Bölüm 12.

57 6 6
                                    

Gözlerim açılmıyordu. Ya da ben açmak istemiyordum. Bu resmen işkenceydi. Bu kadar yaşanılan olaydan sonra öylece hayata devam etmek tam bir işkenceydi.

Yalnızca kapkaranlık bir ormanda sessiz çığlıklarımı dinlemek istiyordum. Kimse olmadan. Tek başıma.

Gözlerimi zorlukla açtığımda hastane kokusu burnumun direğini sızlattı.

"Ah uyandı. Gerçekten çok güzel."dedi Melih. Ona bu sözün bana ne acılar çektirdiğini içimi açıp göstermek istedim. Enkazını gör ve zevkle izle diye bağırmak.

"Uyanamayacağını düşünmüştüm ucube."dedi Melih benden bir cevap bekler gibi. Gözlerimi tekrar kapattığımda adamların pis sırıtışları gözlerimin önüne geldi. Hızla gözlerimi açtım.

"Git başımdan Melih."dedim yüzümü buruşturarak. Ne diye bayılmıştım sanki ?

"Melih mi ? Abi deyip önümde eğilmeni istiyorum."dedi. Kafamı ona çevirdiğimde eğlenmiş gözüküyordu.

"Annem ve babam nerede ?"dedim. Şuan fazla suya ihtiyacım vardı ama ondan isteyemezdim.

"Gelmediler."dedi. Acı nefesimi kesti. Ağlamamak için dudaklarımı dişledim.

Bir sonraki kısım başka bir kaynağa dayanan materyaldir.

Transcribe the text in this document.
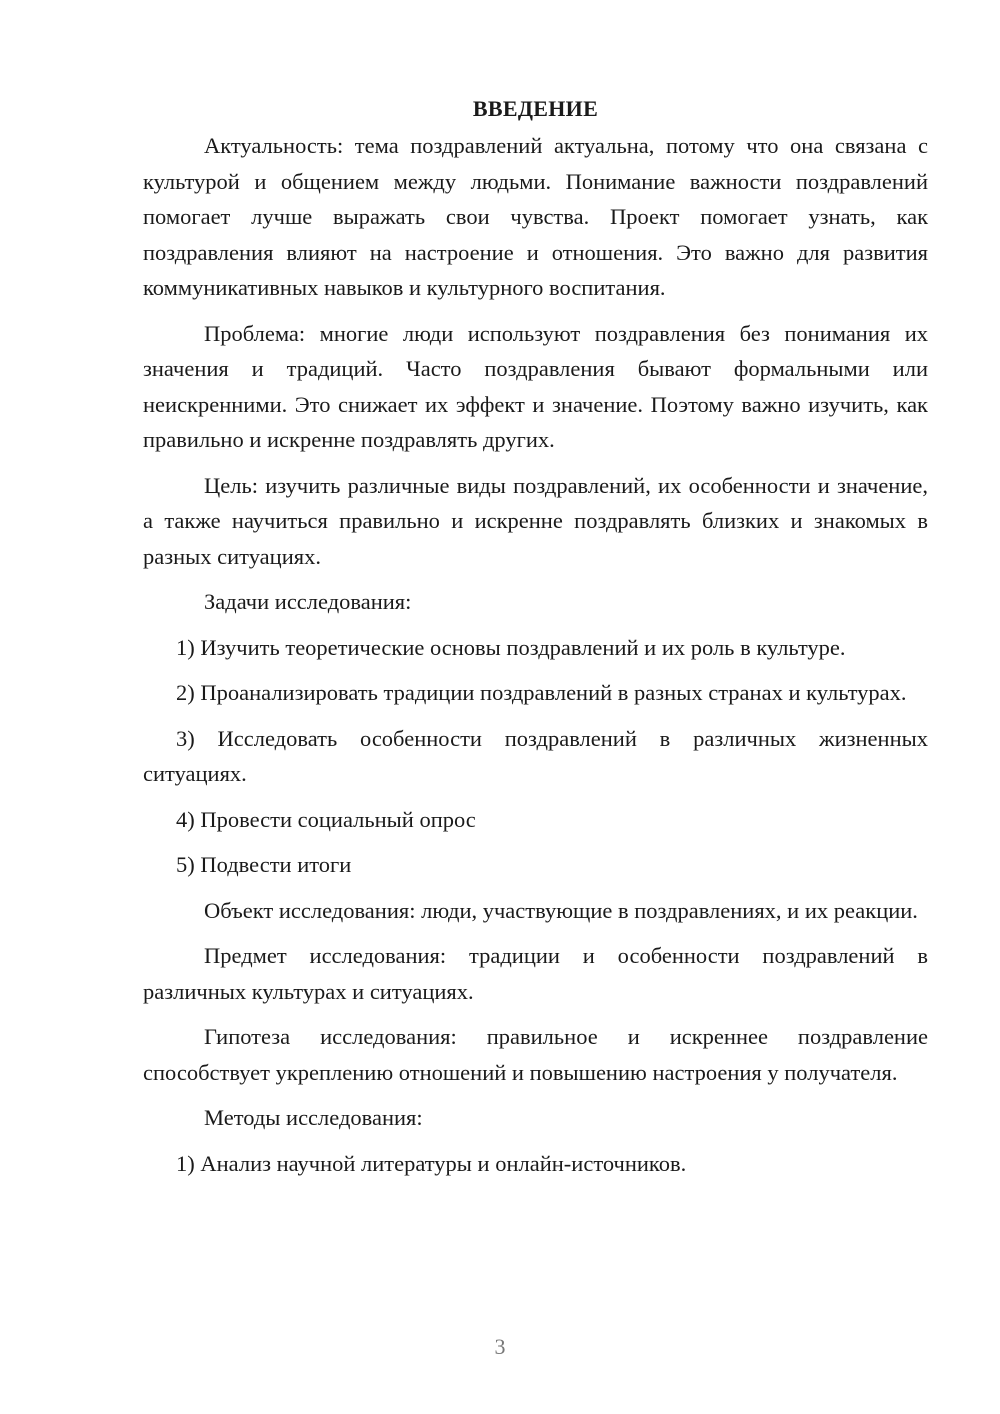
ВВЕДЕНИЕ

Актуальность: тема поздравлений актуальна, потому что она связана с культурой и общением между людьми. Понимание важности поздравлений помогает лучше выражать свои чувства. Проект помогает узнать, как поздравления влияют на настроение и отношения. Это важно для развития коммуникативных навыков и культурного воспитания.

Проблема: многие люди используют поздравления без понимания их значения и традиций. Часто поздравления бывают формальными или неискренними. Это снижает их эффект и значение. Поэтому важно изучить, как правильно и искренне поздравлять других.

Цель: изучить различные виды поздравлений, их особенности и значение, а также научиться правильно и искренне поздравлять близких и знакомых в разных ситуациях.

Задачи исследования:

1) Изучить теоретические основы поздравлений и их роль в культуре.

2) Проанализировать традиции поздравлений в разных странах и культурах.

3) Исследовать особенности поздравлений в различных жизненных ситуациях.

4) Провести социальный опрос

5) Подвести итоги

Объект исследования: люди, участвующие в поздравлениях, и их реакции.

Предмет исследования: традиции и особенности поздравлений в различных культурах и ситуациях.

Гипотеза исследования: правильное и искреннее поздравление способствует укреплению отношений и повышению настроения у получателя.

Методы исследования:

1) Анализ научной литературы и онлайн-источников.

3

"Şu sulu göz arkadaşın geldi ve saatlerdir ağlıyor."dedi. Kaşlarımı çattım. Benim bir arkadaşım yoktu.

"Kim ?"dedim. Eliyle bana bekle dercesine bir hareket yaptı ve oturduğu yerden kalktı. Odanın kapısının açılma sesini duydum.
Ardından içeri ağlayarak giren Öykü'yü görmek beni şaşkına çevirdi.

"Eslem o kadar endişelendim ki."dedi elini ağzına bastırarak. Yavaşça eline uzandım.

"İyiyim sakin ol."dedim. İlk defa biri beni böylesine merak ediyordu. Bu içimdeki sevgi tomurcuklarını harekete geçirdi.

"O adamlar sana dokundu mu ?"dediğinde midem kasıldı. Başıma bela almakta bir numaraydım.
Cevap vermeden gözlerine baktım. Kapı açıldığında Melih içeri girdi.

"Çıkış işlemlerini yaptırdım. Arabada bekliyorum."dedi ve odadan çıktı.

Dışarı çıktığımda ciğerlerime havayı doldurdum. Öykü bir saniye bile yanımdan ayrılmıyordu. Bir süre dışarıda bekleyip arabaya bindim. Yanımada Öykü oturdu. Melih sigarasını söndürdükten sonra arabayı çalıştırdı. Dikiz aynasından Melih'in Öykü'ye baktığını görünce gözlerimi kıstım.

"Seni daha önce bir yerde görmüş olabilir miyim Öykü ?"dedi Melih. Öykü'nün bakışları beni bulduğunda tedirgindi. Onun bu tepkisine kaşlarımı çattım.

"Görmüşsündür herhalde."diye kekeledi. Melih yavaşça kafasını salladı.

"Sen iyisin değil mi Eslem ?"dedi Öykü bacağımı sıkarak.

"Üstümden kamyon geçmedi Öykü sakin ol lütfen."dedim. Muhtemelen benim yüzümden tedirgindi.

"O zaman evim buraya yakın. Benimle gelmek ister misin ?"dedi. Gitmek istiyordum çünkü evdekileri görmek istemiyordum.

"Sanırım eve gitmeliyim. Yarın gelsem olur mu ?"dedim gülümseyerek. Kafasını sallayarak bana gülümsedi. Melih yolun kenarında durduğunda Öykü kapıyı açıp arabadan indi. Gözden kaybolasıya kadar ona el salladım.

"Bu kızda bir iş var."dedi Melih. Dikiz aynasından alev çıkan gözlerimle ona baktım.

"Arkadaşımı yargılama."dedim. Öykü artık benim arkadaşımdı. İlk arkadaşım.

Eve geldiğimizde arabadan indim ve demir kapıyı ittirdim. Zile bastığımda annem kapıyı açtı.

"Ah Eslem seni ne kadar merak ettim bir bilsen."dedi ve bana aniden sarıldı. Beni bu kadar merak eden ailemin olması gözlerimi yaşartıyordu.